Title: [OR07] Parallel storage and access of out-of-core extendible arrays
Year: 2007
Location: Cluster Computing, Austin, Texas, Sept 2007
Author(s): Ekow J. Otoo and Doron Rotem
Publication Type:Regular Publication
Datasets used in scientific and engineering applications are often modeled as dense multi-dimensional arrays. For very large datasets, the corresponding array models are typically stored out-of-core as array files. The array elements are mapped onto linear consecutive locations that correspond to the linear ordering of the multi-dimensional indices. Two conventional mappings used are the row-major order and the column-major order of multi-dimensional arrays. Such conventional mappings of dense array files highly limit the performance of applications and the extendibility of the dataset. Firstly, an array file that is organized in say row-major order causes applications that subsequently access the data in column-major order, to have abysmal performance.

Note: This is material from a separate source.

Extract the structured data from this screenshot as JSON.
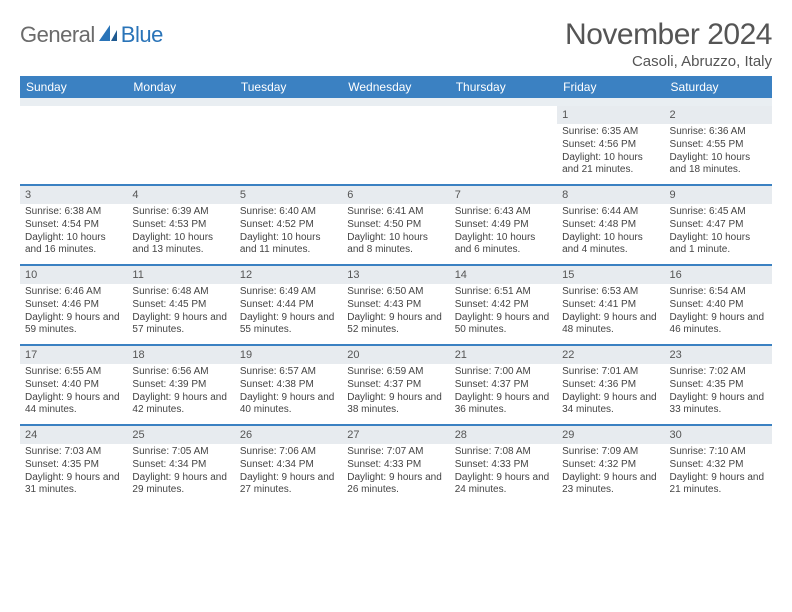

Secondly, any subsequent expansion of the array file is limited to only one dimension. Expansions of such out-of-core conventional arrays along arbitrary dimensions require storage reorganization that can be very expensive. We present a solution for storing out-of-core dense extendible arrays that resolve the two limitations. The method uses a mapping function together with information maintained in axial vectors, to compute the linear address of an extendible array element when passed its k-dimensional index. We show how the mapping function, in combination with MPI-IO and a parallel file system, allows for the growth of the extendible array without reorganization and no significant performance degradation of applications accessing elements in any desired order. We give methods for reading and writing sub-arrays into and out of parallel applications that run on a cluster of workstations. The axial-vectors are replicated and maintained in each node that accesses sub-array elements.